Las cortinas estaban bien cerradas y la habitación estaba a oscuras. Xu Yan se puso su chaqueta cuando salió del armario y caminó hacia el lado de la cama. Se inclinó y miró fijamente el rostro de Shen Zhi. No podía ver el rostro de Shen Zhi con claridad, pero ese rostro le resultaba demasiado familiar, está bien no ver con claridad. Xu Yan se acercó, frotó suavemente con los nudillos el rostro de Shen Zhi y dijo en voz baja: «Voy a trabajar, el desayuno está en la cocina». Recuerda comer algo».
La respiración de Shen Zhi todavía era estable y no distribuida; entonces, Xu Yan se enderezó y salió de la habitación, cerrando la puerta silenciosamente detrás de él. Mientras bajaba las escaleras, levantó la mano y se tocó la nuca. Todavía le dolía un poco y fue culpa de Shen Zhi. Anoche, Xu Yan lo ayudó a llegar al costado de la cama y, al final, ambos se cayeron. Antes de que Xu Yan volviera a sus sentidos, Shen Zhi presionó con fuerza la nuca. Las personas borrachas no son conscientes de lo difíciles que pueden ser sus movimientos, pero este movimiento le resultaba familiar a Xu Yan.
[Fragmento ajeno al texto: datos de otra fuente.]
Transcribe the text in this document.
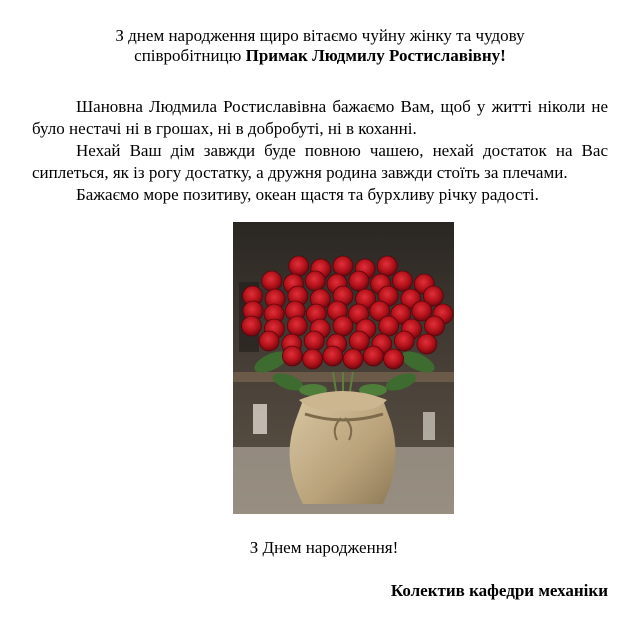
З днем народження щиро вітаємо чуйну жінку та чудову
співробітницю Примак Людмилу Ростиславівну!

Шановна Людмила Ростиславівна бажаємо Вам, щоб у житті ніколи не було нестачі ні в грошах, ні в добробуті, ні в коханні.

Нехай Ваш дім завжди буде повною чашею, нехай достаток на Вас сиплеться, як із рогу достатку, а дружня родина завжди стоїть за плечами.

Бажаємо море позитиву, океан щастя та бурхливу річку радості.

З Днем народження!
Колектив кафедри механіки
No importa cuán duro pueda ser Shen Zhi en la cama, Xu Yan definitivamente lo experimentó: una vez incluso sospechó que Shen Zhi tiene algunos fetiches especiales. Pero debido a que tiene un buen autocontrol, o simplemente era demasiado vago para probarse a Xu Yan, pudo sobrevivir.
Una vez que fue inmovilizado, Xu Yan ni siquiera se defendió; Ambos son hombres y sabían que una vez borrachos es difícil tener una erección. Quizás Shen Zhi estaba molesto por dentro y quería desahogarse. Xu Yan sintió que le costaba respirar mientras tragaba saliva y sonrió cuando dijo: «Cariño, feliz cumpleaños. No te enfades». Dios sabe que Shen Zhi odiaba que Xu Yan lo llamara «bebé». Al escucharlo mientras estaba aturdido, Shen Zhi presionó con más fuerza, pellizcando el cuello de Xu Yan con el índice y el pulgar. Xu Yan dejó escapar un gruñido bajo la presión.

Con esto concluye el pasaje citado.